Текст книги "Скандал в личной жизни"
Автор книги: Кристи Кохан
сообщить о нарушении
Текущая страница: 17 (всего у книги 30 страниц)
Официант подозрительно взглянул на Алекс, потом кивнул и ушел.
– Извините, – сказала Алекс, – я никак не научусь придерживать язык. Просто люди не понимают шуток. Миру не мешало бы иметь побольше чувства юмора. Вот на днях…
– Алекс, ты нервничаешь? – мягко спросил Брент.
– Нет, конечно, нет. Я никогда не нервничаю.
Он закурил сигарету, не спуская с нее глаз.
– Ну, хорошо, – сказала она, – немного.
– Почему?
Алекс пожала плечами:
– Потому что я не знаю, почему я здесь.
– Я сказал тебе, почему.
– Я хочу знать настоящую причину.
Брент выпустил облачко дыма поверх ее головы, поднял свой бокал с шампанским и чокнулся с ней. Пузырьки газа щекотали ноздри Алекс, пока она пила вино.
– Значит, ты не поверила, когда я сказал, что всегда приглашаю новых служащих на обед, чтобы отпраздновать начало работы? – спросил он.
– Нет.
Откинув голову назад, Брент рассмеялся. У него был молодой смех. Молодое лицо. Молодое тело. Только волосы выдавали его возраст.
– Алекс, ты великолепна. Правда. Не думаю, что встречал когда-нибудь такую женщину, как ты.
– Вы женаты? – спросила она. Вопрос вырвался прежде, чем Алекс сумела остановиться. Она не могла играть в игры, в которые играла Меган, притворяясь и надеясь, что получишь нужную информацию к концу вечера. У Алекс не хватало терпения, или желания тратить время впустую.
– Да, – ответил он.
Она глубоко вздохнула и отвела взгляд. По крайней мере, можно сразу же отбросить все глупые фантазии прежде, чем они затянут ее в свои сети. Конечно, Брент должен был быть женатым. Он слишком совершенен, чтобы оставаться холостым.

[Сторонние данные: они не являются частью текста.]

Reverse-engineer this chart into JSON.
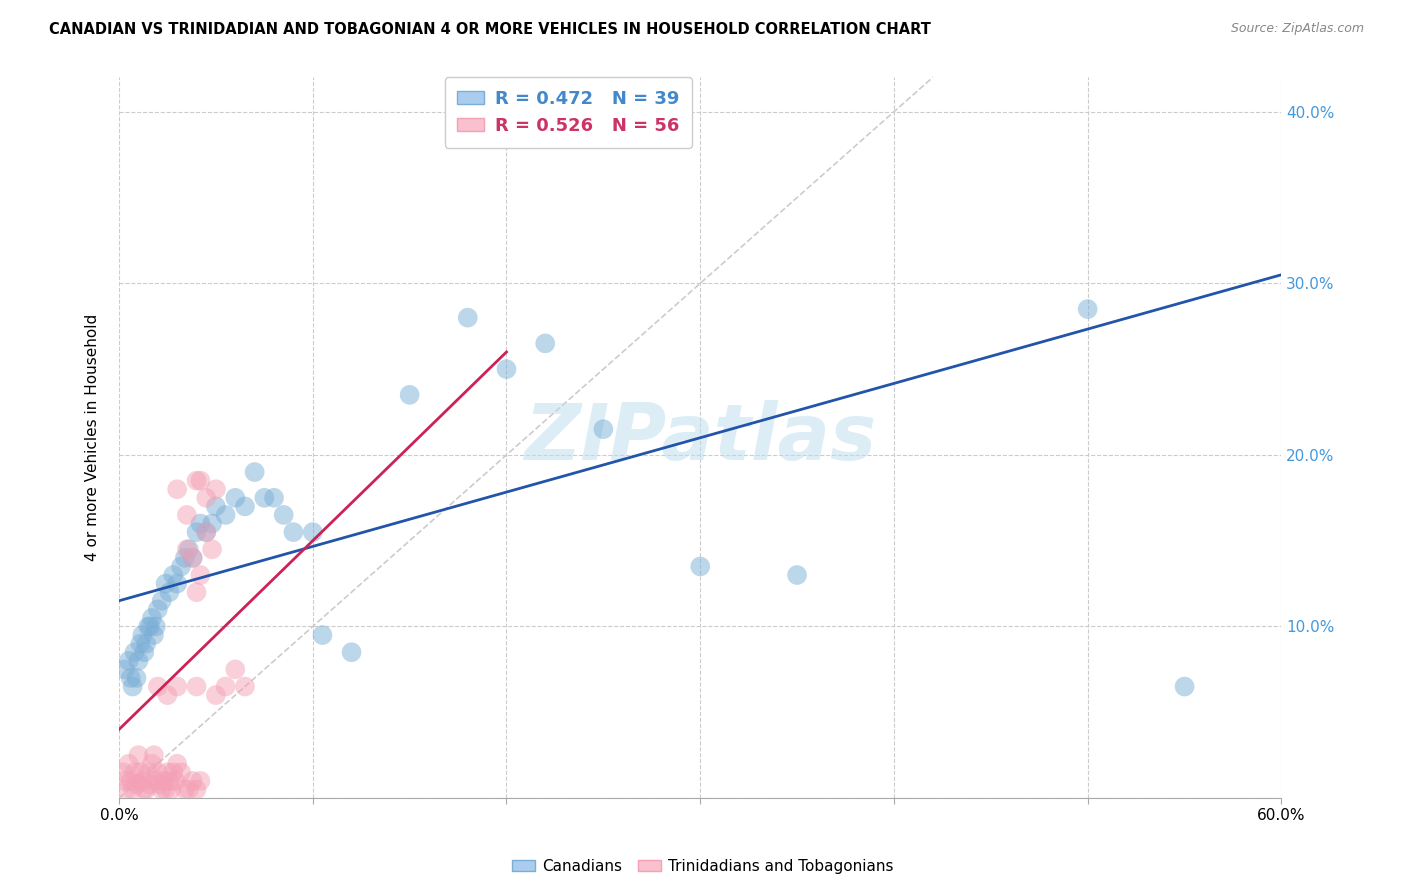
{
  "title": "CANADIAN VS TRINIDADIAN AND TOBAGONIAN 4 OR MORE VEHICLES IN HOUSEHOLD CORRELATION CHART",
  "source": "Source: ZipAtlas.com",
  "ylabel": "4 or more Vehicles in Household",
  "xlim": [
    0.0,
    0.6
  ],
  "ylim": [
    -0.02,
    0.44
  ],
  "plot_ylim": [
    0.0,
    0.42
  ],
  "xticks": [
    0.0,
    0.1,
    0.2,
    0.3,
    0.4,
    0.5,
    0.6
  ],
  "yticks": [
    0.0,
    0.1,
    0.2,
    0.3,
    0.4
  ],
  "xtick_labels_show": [
    "0.0%",
    "",
    "",
    "",
    "",
    "",
    "60.0%"
  ],
  "canadian_color": "#7aaed6",
  "trinidadian_color": "#f4a0b5",
  "canadian_line_color": "#2255aa",
  "trinidadian_line_color": "#cc2255",
  "right_tick_color": "#4499dd",
  "watermark": "ZIPatlas",
  "canadian_points": [
    [
      0.003,
      0.075
    ],
    [
      0.005,
      0.08
    ],
    [
      0.006,
      0.07
    ],
    [
      0.007,
      0.065
    ],
    [
      0.008,
      0.085
    ],
    [
      0.009,
      0.07
    ],
    [
      0.01,
      0.08
    ],
    [
      0.011,
      0.09
    ],
    [
      0.012,
      0.095
    ],
    [
      0.013,
      0.085
    ],
    [
      0.014,
      0.09
    ],
    [
      0.015,
      0.1
    ],
    [
      0.016,
      0.1
    ],
    [
      0.017,
      0.105
    ],
    [
      0.018,
      0.095
    ],
    [
      0.019,
      0.1
    ],
    [
      0.02,
      0.11
    ],
    [
      0.022,
      0.115
    ],
    [
      0.024,
      0.125
    ],
    [
      0.026,
      0.12
    ],
    [
      0.028,
      0.13
    ],
    [
      0.03,
      0.125
    ],
    [
      0.032,
      0.135
    ],
    [
      0.034,
      0.14
    ],
    [
      0.036,
      0.145
    ],
    [
      0.038,
      0.14
    ],
    [
      0.04,
      0.155
    ],
    [
      0.042,
      0.16
    ],
    [
      0.045,
      0.155
    ],
    [
      0.048,
      0.16
    ],
    [
      0.05,
      0.17
    ],
    [
      0.055,
      0.165
    ],
    [
      0.06,
      0.175
    ],
    [
      0.065,
      0.17
    ],
    [
      0.07,
      0.19
    ],
    [
      0.075,
      0.175
    ],
    [
      0.08,
      0.175
    ],
    [
      0.085,
      0.165
    ],
    [
      0.09,
      0.155
    ],
    [
      0.1,
      0.155
    ],
    [
      0.105,
      0.095
    ],
    [
      0.12,
      0.085
    ],
    [
      0.15,
      0.235
    ],
    [
      0.18,
      0.28
    ],
    [
      0.2,
      0.25
    ],
    [
      0.22,
      0.265
    ],
    [
      0.25,
      0.215
    ],
    [
      0.3,
      0.135
    ],
    [
      0.35,
      0.13
    ],
    [
      0.5,
      0.285
    ],
    [
      0.55,
      0.065
    ]
  ],
  "trinidadian_points": [
    [
      0.002,
      0.015
    ],
    [
      0.003,
      0.01
    ],
    [
      0.004,
      0.005
    ],
    [
      0.005,
      0.02
    ],
    [
      0.006,
      0.01
    ],
    [
      0.007,
      0.005
    ],
    [
      0.008,
      0.015
    ],
    [
      0.009,
      0.008
    ],
    [
      0.01,
      0.025
    ],
    [
      0.011,
      0.015
    ],
    [
      0.012,
      0.01
    ],
    [
      0.013,
      0.005
    ],
    [
      0.014,
      0.005
    ],
    [
      0.015,
      0.015
    ],
    [
      0.016,
      0.008
    ],
    [
      0.017,
      0.02
    ],
    [
      0.018,
      0.025
    ],
    [
      0.019,
      0.01
    ],
    [
      0.02,
      0.015
    ],
    [
      0.021,
      0.008
    ],
    [
      0.022,
      0.005
    ],
    [
      0.023,
      0.01
    ],
    [
      0.024,
      0.005
    ],
    [
      0.025,
      0.015
    ],
    [
      0.026,
      0.01
    ],
    [
      0.027,
      0.005
    ],
    [
      0.028,
      0.015
    ],
    [
      0.029,
      0.01
    ],
    [
      0.03,
      0.02
    ],
    [
      0.032,
      0.015
    ],
    [
      0.034,
      0.005
    ],
    [
      0.036,
      0.005
    ],
    [
      0.038,
      0.01
    ],
    [
      0.04,
      0.005
    ],
    [
      0.042,
      0.01
    ],
    [
      0.02,
      0.065
    ],
    [
      0.025,
      0.06
    ],
    [
      0.03,
      0.065
    ],
    [
      0.035,
      0.145
    ],
    [
      0.038,
      0.14
    ],
    [
      0.04,
      0.12
    ],
    [
      0.042,
      0.13
    ],
    [
      0.045,
      0.175
    ],
    [
      0.048,
      0.145
    ],
    [
      0.055,
      0.065
    ],
    [
      0.06,
      0.075
    ],
    [
      0.065,
      0.065
    ],
    [
      0.03,
      0.18
    ],
    [
      0.035,
      0.165
    ],
    [
      0.04,
      0.185
    ],
    [
      0.042,
      0.185
    ],
    [
      0.045,
      0.155
    ],
    [
      0.05,
      0.18
    ],
    [
      0.04,
      0.065
    ],
    [
      0.05,
      0.06
    ]
  ],
  "canadian_regression": {
    "x_start": 0.0,
    "y_start": 0.115,
    "x_end": 0.6,
    "y_end": 0.305
  },
  "trinidadian_regression": {
    "x_start": 0.0,
    "y_start": 0.04,
    "x_end": 0.2,
    "y_end": 0.26
  },
  "diagonal_line": {
    "x_start": 0.0,
    "y_start": 0.0,
    "x_end": 0.42,
    "y_end": 0.42
  }
}
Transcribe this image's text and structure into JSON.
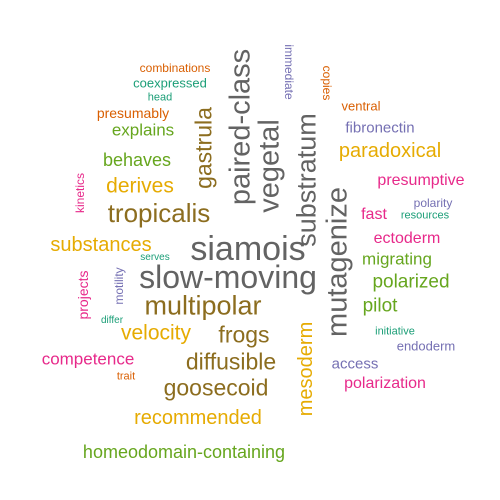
{
  "palette": {
    "gray": "#636363",
    "brown": "#8c6d1f",
    "gold": "#e6ab02",
    "green": "#66a61e",
    "magenta": "#e7298a",
    "purple": "#7570b3",
    "orange": "#d95f02",
    "teal": "#1b9e77"
  },
  "words": [
    {
      "text": "siamois",
      "color": "gray",
      "weight": 34
    },
    {
      "text": "slow-moving",
      "color": "gray",
      "weight": 32
    },
    {
      "text": "paired-class",
      "color": "gray",
      "weight": 29
    },
    {
      "text": "mutagenize",
      "color": "gray",
      "weight": 29
    },
    {
      "text": "vegetal",
      "color": "gray",
      "weight": 29
    },
    {
      "text": "substratum",
      "color": "gray",
      "weight": 27
    },
    {
      "text": "multipolar",
      "color": "brown",
      "weight": 27
    },
    {
      "text": "tropicalis",
      "color": "brown",
      "weight": 26
    },
    {
      "text": "gastrula",
      "color": "brown",
      "weight": 23
    },
    {
      "text": "frogs",
      "color": "brown",
      "weight": 23
    },
    {
      "text": "diffusible",
      "color": "brown",
      "weight": 23
    },
    {
      "text": "goosecoid",
      "color": "brown",
      "weight": 23
    },
    {
      "text": "derives",
      "color": "gold",
      "weight": 21
    },
    {
      "text": "velocity",
      "color": "gold",
      "weight": 21
    },
    {
      "text": "substances",
      "color": "gold",
      "weight": 20
    },
    {
      "text": "paradoxical",
      "color": "gold",
      "weight": 20
    },
    {
      "text": "mesoderm",
      "color": "gold",
      "weight": 20
    },
    {
      "text": "recommended",
      "color": "gold",
      "weight": 20
    },
    {
      "text": "polarized",
      "color": "green",
      "weight": 19
    },
    {
      "text": "pilot",
      "color": "green",
      "weight": 19
    },
    {
      "text": "behaves",
      "color": "green",
      "weight": 18
    },
    {
      "text": "homeodomain-containing",
      "color": "green",
      "weight": 18
    },
    {
      "text": "explains",
      "color": "green",
      "weight": 17
    },
    {
      "text": "migrating",
      "color": "green",
      "weight": 17
    },
    {
      "text": "competence",
      "color": "magenta",
      "weight": 17
    },
    {
      "text": "presumptive",
      "color": "magenta",
      "weight": 16
    },
    {
      "text": "polarization",
      "color": "magenta",
      "weight": 16
    },
    {
      "text": "ectoderm",
      "color": "magenta",
      "weight": 16
    },
    {
      "text": "fast",
      "color": "magenta",
      "weight": 16
    },
    {
      "text": "projects",
      "color": "magenta",
      "weight": 14
    },
    {
      "text": "fibronectin",
      "color": "purple",
      "weight": 15
    },
    {
      "text": "access",
      "color": "purple",
      "weight": 15
    },
    {
      "text": "endoderm",
      "color": "purple",
      "weight": 13
    },
    {
      "text": "polarity",
      "color": "purple",
      "weight": 12
    },
    {
      "text": "motility",
      "color": "purple",
      "weight": 12
    },
    {
      "text": "immediate",
      "color": "purple",
      "weight": 12
    },
    {
      "text": "presumably",
      "color": "orange",
      "weight": 14
    },
    {
      "text": "ventral",
      "color": "orange",
      "weight": 13
    },
    {
      "text": "combinations",
      "color": "orange",
      "weight": 12
    },
    {
      "text": "copies",
      "color": "orange",
      "weight": 12
    },
    {
      "text": "trait",
      "color": "orange",
      "weight": 11
    },
    {
      "text": "kinetics",
      "color": "magenta",
      "weight": 12
    },
    {
      "text": "coexpressed",
      "color": "teal",
      "weight": 13
    },
    {
      "text": "head",
      "color": "teal",
      "weight": 11
    },
    {
      "text": "resources",
      "color": "teal",
      "weight": 11
    },
    {
      "text": "initiative",
      "color": "teal",
      "weight": 11
    },
    {
      "text": "serves",
      "color": "teal",
      "weight": 10
    },
    {
      "text": "differ",
      "color": "teal",
      "weight": 10
    }
  ]
}
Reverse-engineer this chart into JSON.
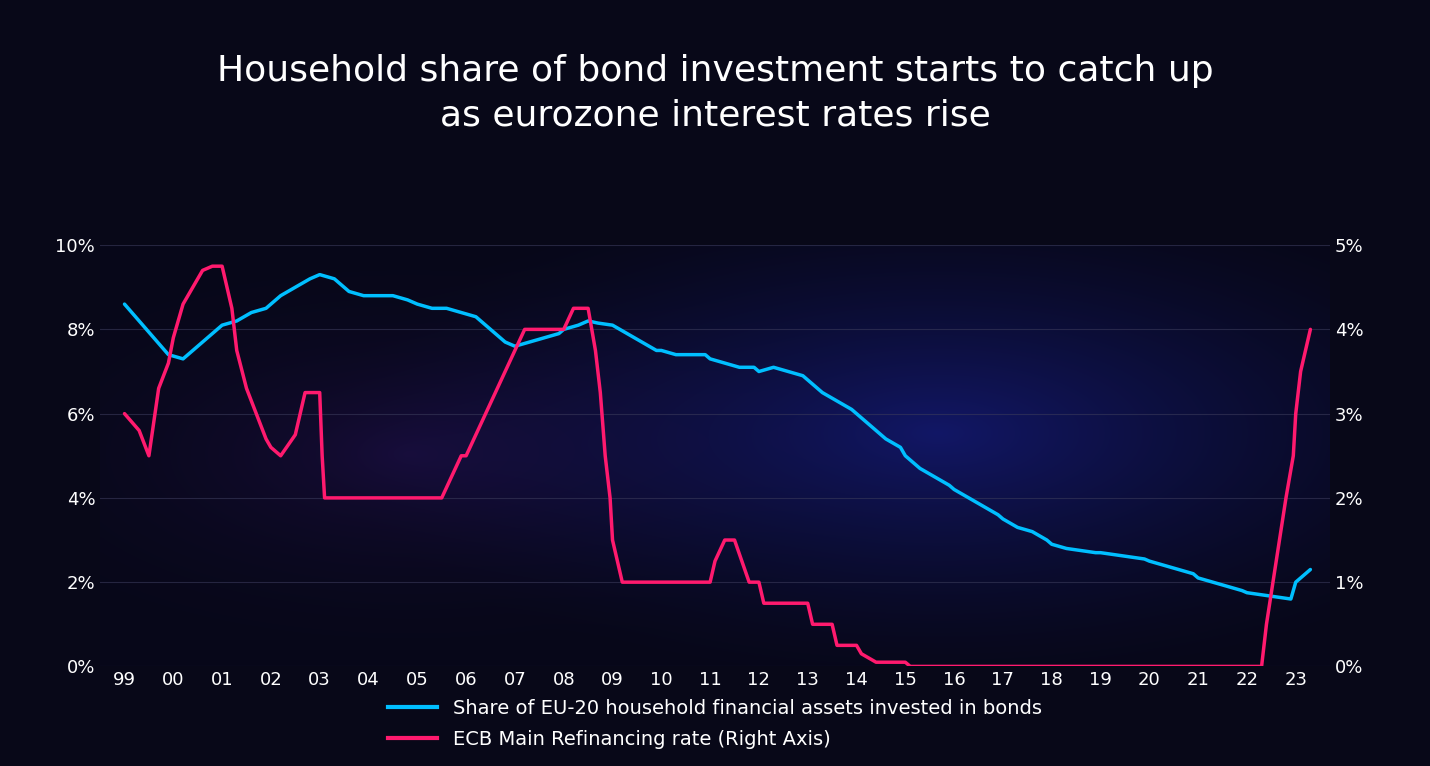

– Ее зовут Карлотти, – сказал Брент. – Мы встретились, когда я был в Испании по делам пятнадцать лет тому назад.
– Дети есть?
– Да. Сын тринадцати лет. Питер.
Алекс потягивала шампанское. Она не имеет права быть разочарованной. Просто впервые за многие годы мужчина возбудил ее любопытство, фантазии. Что, если он поцелует меня? Какие чувства возникнут при этом? Какие у него ноги, есть ли мускулы на спине? Какая у него кожа? Есть ли какая-то возможность быть с ним? Но возможности не было.
– А ты? – спросил он. – Замужем?
– Нет.
– Но хотелось бы?
– Нет. – Ответ прозвучал слишком громко, слишком безнадежно. Иногда собственный голос подводил ее. – Нет. Это не вписывается в мою жизнь. Не сейчас.
Он кивнул и стряхнул пепел с сигареты в пепельницу.
– Я думаю, это благоразумно, – заметил Брент. – Не потому, что брак – это плохо, не потому, что вы на самом деле не сможете иметь и то, и другое. Мужчинам легче, от них не требуется воспитания детей, но у женщин уйма времени уходит на дом.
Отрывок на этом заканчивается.